C'est aussi un démenti des plus formels que le chef de la diplomatie algérienne a tenu à faire pour couper cours aux rumeurs distillées depuis le début de semaine faisant état de la détérioration de l'état de santé du consul algérien.
Dans sa déclaration, le ministre des Affaires étrangères s'est montré peu prolixe à l'évocation des diplomates enlevés. Outre la révélation que les diplomates algériens se portent bien et que les autorités compétentes en Algérie suivent en permanence leur état de santé, Medelci a tout juste ajouté que «les contacts sont toujours en cours.
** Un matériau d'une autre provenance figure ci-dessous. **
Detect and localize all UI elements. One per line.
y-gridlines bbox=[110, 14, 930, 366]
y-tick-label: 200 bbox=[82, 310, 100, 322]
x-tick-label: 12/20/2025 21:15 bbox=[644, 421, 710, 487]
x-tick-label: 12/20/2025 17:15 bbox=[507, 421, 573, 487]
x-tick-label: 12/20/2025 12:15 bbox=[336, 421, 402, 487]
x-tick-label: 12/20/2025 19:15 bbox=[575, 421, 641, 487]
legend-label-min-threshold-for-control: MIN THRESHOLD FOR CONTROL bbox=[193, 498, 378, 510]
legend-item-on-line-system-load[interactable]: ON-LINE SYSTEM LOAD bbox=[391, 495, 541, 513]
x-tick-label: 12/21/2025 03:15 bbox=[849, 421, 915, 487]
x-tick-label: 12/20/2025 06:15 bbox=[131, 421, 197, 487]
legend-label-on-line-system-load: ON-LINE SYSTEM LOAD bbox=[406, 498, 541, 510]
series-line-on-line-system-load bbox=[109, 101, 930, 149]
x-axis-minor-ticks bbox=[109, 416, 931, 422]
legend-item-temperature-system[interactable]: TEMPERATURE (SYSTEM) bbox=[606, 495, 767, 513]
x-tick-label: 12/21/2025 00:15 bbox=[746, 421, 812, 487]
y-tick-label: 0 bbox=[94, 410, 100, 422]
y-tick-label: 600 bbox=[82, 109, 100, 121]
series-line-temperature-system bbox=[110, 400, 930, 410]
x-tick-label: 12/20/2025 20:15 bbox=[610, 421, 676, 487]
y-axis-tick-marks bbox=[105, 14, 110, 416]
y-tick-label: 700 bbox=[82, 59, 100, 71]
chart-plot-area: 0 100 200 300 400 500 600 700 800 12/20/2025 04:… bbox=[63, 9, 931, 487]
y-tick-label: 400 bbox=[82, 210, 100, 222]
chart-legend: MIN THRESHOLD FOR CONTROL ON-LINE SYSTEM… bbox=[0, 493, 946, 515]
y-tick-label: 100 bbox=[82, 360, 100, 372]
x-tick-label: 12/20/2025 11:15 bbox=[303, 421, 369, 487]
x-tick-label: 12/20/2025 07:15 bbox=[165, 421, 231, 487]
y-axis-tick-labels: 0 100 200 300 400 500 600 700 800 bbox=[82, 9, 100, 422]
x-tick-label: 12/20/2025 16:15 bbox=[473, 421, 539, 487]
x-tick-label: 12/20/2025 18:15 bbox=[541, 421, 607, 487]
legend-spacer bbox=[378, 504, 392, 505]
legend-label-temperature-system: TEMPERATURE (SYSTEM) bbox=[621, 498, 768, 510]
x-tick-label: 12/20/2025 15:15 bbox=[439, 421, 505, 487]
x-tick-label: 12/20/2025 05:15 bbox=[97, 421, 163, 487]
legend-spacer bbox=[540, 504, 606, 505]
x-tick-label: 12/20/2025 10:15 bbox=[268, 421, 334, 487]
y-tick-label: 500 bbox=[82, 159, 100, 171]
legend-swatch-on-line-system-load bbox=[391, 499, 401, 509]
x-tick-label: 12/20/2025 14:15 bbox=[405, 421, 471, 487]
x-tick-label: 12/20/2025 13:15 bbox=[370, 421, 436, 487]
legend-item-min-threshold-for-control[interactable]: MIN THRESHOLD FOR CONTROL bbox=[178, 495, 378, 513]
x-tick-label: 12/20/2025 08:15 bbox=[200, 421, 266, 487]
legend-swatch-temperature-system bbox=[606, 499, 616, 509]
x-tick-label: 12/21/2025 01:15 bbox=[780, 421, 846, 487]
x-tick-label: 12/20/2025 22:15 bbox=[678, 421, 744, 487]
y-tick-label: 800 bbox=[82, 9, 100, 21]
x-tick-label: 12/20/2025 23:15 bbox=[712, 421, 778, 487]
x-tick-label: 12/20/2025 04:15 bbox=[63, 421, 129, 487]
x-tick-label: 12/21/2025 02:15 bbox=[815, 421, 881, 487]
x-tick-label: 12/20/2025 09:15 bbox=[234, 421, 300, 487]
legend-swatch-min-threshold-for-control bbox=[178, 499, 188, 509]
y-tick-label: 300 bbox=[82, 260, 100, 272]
Nous attendons qu'ils portent leurs fruits dans les plus brefs délais».
Lors de la conférence de presse conjointe, qu'il a animée hier avec Nabil El Arabi, secrétaire général de la Ligue arabe, M. Medelci a réaffirmé que l'Algérie «suit au quotidien la situation qui est la leur», et a tenu à «leur rendre hommage». Il a affirmé que les perspectives de leur libération sont réelles.
«Nous comptons à la fois sur la qualité des rapports avec nos frères maliens et ceux particuliers avec nos frères touaregs», a expliqué le chef de la diplomatie algérienne, qui rappelle «les efforts de l'Algérie pour que le peuple touareg vive dans un Mali digne».
Des négociations qui imposent la discrétion
Une attitude qui conforte à juste titre les propos du ministre de l'Intérieur et des Collectivités locales, Daho Ould Kablia, qui déclarait, dimanche, que «les négociations menées pour la libération des diplomates imposent la discrétion», précisant toutefois que la question relève des prérogatives du ministère des Affaires étrangères et des responsables militaires sur les frontières».
Ould Kablia, qui était dimanche l'invité de la Chaîne I de la Radio nationale, a fait savoir en outre que les activités des terroristes et les adeptes du crime organisé écumant dans la région du Mali constituent «une source d'inquiétude pour l'Algérie». Il précisera en outre qu'Alger déplore la séparation entre le nord et le sud du Mali, devenu effective depuis la proclamation, le 6 avril dernier, de l'indépendance de l'Azawad.
Rappelant, par ailleurs, qu'un tel acte barbare qui, étrangement n'a visé que les officiels algériens relevant de la tutelle du ministère des Affaires étrangères, a été condamné avec vigueur par nos autorités et que cet enlèvement a suscité une vague d'indignation exprimée par une multitude d'organisations internationales, ainsi que des responsables de plusieurs pays.
On retiendra en outre, le mystérieux silence des Organisations non gouvernementales (ONG) qui ont toujours fait des mains et des pieds pour démontrer leur promptitude à épingler l'Algérie sur des questions de libertés et de droits de l'homme.
Ces mêmes ONG, qui ne semblent guère s'émouvoir, s'abstiennent de faire part de la moindre réaction de condamnation concernant le rapt des diplomates algériens, ne serait-ce que pour montrer leur attachement à l'un des premiers droits humains, celui du droit à la vie.